O feriadão prolongado foi marcado por ações do Governo de Roraima que colocou milhares de crianças na fila da distribuição de brinquedos nos bairros de Boa Vista, no dia 12, encerrando com distribuição de pipas (papagaios) no Parque Anauá. O próprio governador Antonio Denarium fez questão de ir pessoalmente participar das ações, com fartos vídeos e fotos compartilhados em suas redes sociais.
A cena lembrou muito bem um passado não muito distante em que o então governador Ottomar Pinto, a partir da década de 1980, colocava a população na fila pare receber brinquedos das próprias mãos dele. Foi o tempo em que o assistencialismo passou a ser uma política de governo. O povo fazia fila ao redor do Palácio do Governo para receber peixe, buchada de boi e frango (galeto).
Um fato curioso é que, na década de 1980, os migrantes eram os nordestinos que o próprio Ottomar trazia às levas para o então Território Federal ou que viam em busca do sonho de ficar rico no garimpo. Hoje, os migrantes são venezuelanos que fogem da miséria em seu país. Naquele tempo, não existiam semáforos na Capital, senão teríamos o mesmo cenário de hoje, com crianças pedindo esmola nos cruzamentos da cidade. Na década de 1980, as crianças pediam na feira e na porta de supermercados.
Quem anda por Boa Vista, especialmente pelo entorno da Rodoviária, logo percebe que estamos diante de uma situação crítica por causa da migração em massa de venezuelanos, cuja cena impacta mais ainda porque são famílias inteiras com crianças dormindo ao relento nas calçadas, meios-fios, praças e marquises das lojas. O problema é ignorando, pois os políticos fingem que não é com eles.

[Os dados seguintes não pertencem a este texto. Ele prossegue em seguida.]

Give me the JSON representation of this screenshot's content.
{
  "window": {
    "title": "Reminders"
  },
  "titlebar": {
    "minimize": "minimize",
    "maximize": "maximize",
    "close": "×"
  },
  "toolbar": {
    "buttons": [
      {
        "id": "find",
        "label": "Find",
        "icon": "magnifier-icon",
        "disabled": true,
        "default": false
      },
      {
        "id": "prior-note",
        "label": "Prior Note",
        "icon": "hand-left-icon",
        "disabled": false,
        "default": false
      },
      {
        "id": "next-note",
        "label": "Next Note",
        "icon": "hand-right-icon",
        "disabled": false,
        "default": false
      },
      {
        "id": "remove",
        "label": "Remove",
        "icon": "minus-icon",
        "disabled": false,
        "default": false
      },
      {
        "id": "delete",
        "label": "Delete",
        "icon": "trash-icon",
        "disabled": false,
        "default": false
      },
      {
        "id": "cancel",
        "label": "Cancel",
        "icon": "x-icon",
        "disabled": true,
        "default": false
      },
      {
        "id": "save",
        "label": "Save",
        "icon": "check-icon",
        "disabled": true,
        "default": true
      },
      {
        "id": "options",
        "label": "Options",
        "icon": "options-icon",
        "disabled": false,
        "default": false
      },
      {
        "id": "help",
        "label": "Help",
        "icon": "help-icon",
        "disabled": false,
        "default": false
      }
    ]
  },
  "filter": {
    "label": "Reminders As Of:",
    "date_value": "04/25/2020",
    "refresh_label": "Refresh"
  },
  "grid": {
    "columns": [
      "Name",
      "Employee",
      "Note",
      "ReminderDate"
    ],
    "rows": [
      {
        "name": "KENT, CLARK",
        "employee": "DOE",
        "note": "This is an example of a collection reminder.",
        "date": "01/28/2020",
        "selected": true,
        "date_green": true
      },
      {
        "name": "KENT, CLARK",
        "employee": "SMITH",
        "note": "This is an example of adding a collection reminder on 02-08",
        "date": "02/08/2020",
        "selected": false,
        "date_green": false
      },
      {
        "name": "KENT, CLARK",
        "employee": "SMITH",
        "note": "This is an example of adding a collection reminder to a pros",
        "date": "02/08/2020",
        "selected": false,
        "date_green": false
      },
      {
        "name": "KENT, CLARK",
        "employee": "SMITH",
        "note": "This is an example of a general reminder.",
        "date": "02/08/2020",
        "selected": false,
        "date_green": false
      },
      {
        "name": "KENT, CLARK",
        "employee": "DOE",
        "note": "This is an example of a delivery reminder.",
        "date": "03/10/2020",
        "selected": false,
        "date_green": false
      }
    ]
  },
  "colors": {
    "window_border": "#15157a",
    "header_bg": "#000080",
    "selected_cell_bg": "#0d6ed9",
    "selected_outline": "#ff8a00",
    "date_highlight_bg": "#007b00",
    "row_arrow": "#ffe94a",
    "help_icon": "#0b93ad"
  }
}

A infância está sob grandes riscos, mesmo que essas crianças sejam de nacionalidade venezuelana. E quem foi para o festival de pipas no Parque Anauá pôde ter uma noção da infância roraimense, a qual foi colocada na fila dos brinquedos enquanto o mesmo governo que distribui presentes não tem um programa voltado para as crianças, muito menos para a Primeira Infância, que abrange a faixa etária de zero a 6 anos de idade, que é o período de vida mais importante e decisivo para a sua formação como cidadãos saudáveis.
Que distribuam presentes! Que homenageiem as crianças com festas! Mas é obrigação dos gestores públicos, em todos os níveis de governo, se preocuparem com a Primeira Infância. Inclusive, em 11 de julho deste ano, foi sancionada a Lei 14.617/2023, que institui agosto como o mês da conscientização da primeira infância, dedicado às ações sobre a importância da atenção integral às gestantes e às crianças de até 6 anos de idade e a suas famílias.
A referia lei afirma que os governos estaduais e municipais deverão fomentar ações integradas visando ampliar o conhecimento da primeira infância, ofertar atendimento integral e multiprofissional com ênfase nas ações de promoção de vínculos, educação continuada, desenvolvimento de políticas, programas, ações e atividades para garantir prioridade e efetivação dos direitos ao público da primeira infância.
Por aqui, até agora, apenas o Município de Boa Vista tem uma política pública instituída há 10 anos voltada para a Primeira Infância, executada por meio do Programa Família que Acolhe (FQA). Hoje 7% do orçamento municipal é destinado para a Primeira Infância, o que representa R$166 milhões por ano em investimento. E isso para um orçamento anual de R$1,9 bilhão.
Recentemente, o Tribunal de Contas de Roraima (TCE-RR) criou o Grupo de Trabalho Pela Primeira Infância, que tem a finalidade de induzir políticas públicas e potencializar seu alcance, a partir do acompanhamento da aplicação de recursos públicos destinados diretamente à primeira infância ou com impacto sobre ela. Então, já passou da hora de nossas autoridades abrirem os olhos para esta realidade.
Antes de colocar crianças na fila do brinquedo e do papagaio, em uma reencarnação de uma política assistencialista do passado, inclusive distribuindo peixe na Semana Santa, o Governo de Roraima tem o dever de adotar uma política voltada para a Primeira Infância. Tudo depende de vontade política, porque todos sabemos que recursos existem e que, muitas vezes, falta apenas de uma gestão comprometida – para usar um argumento conhecido de todos nas últimas duas eleições.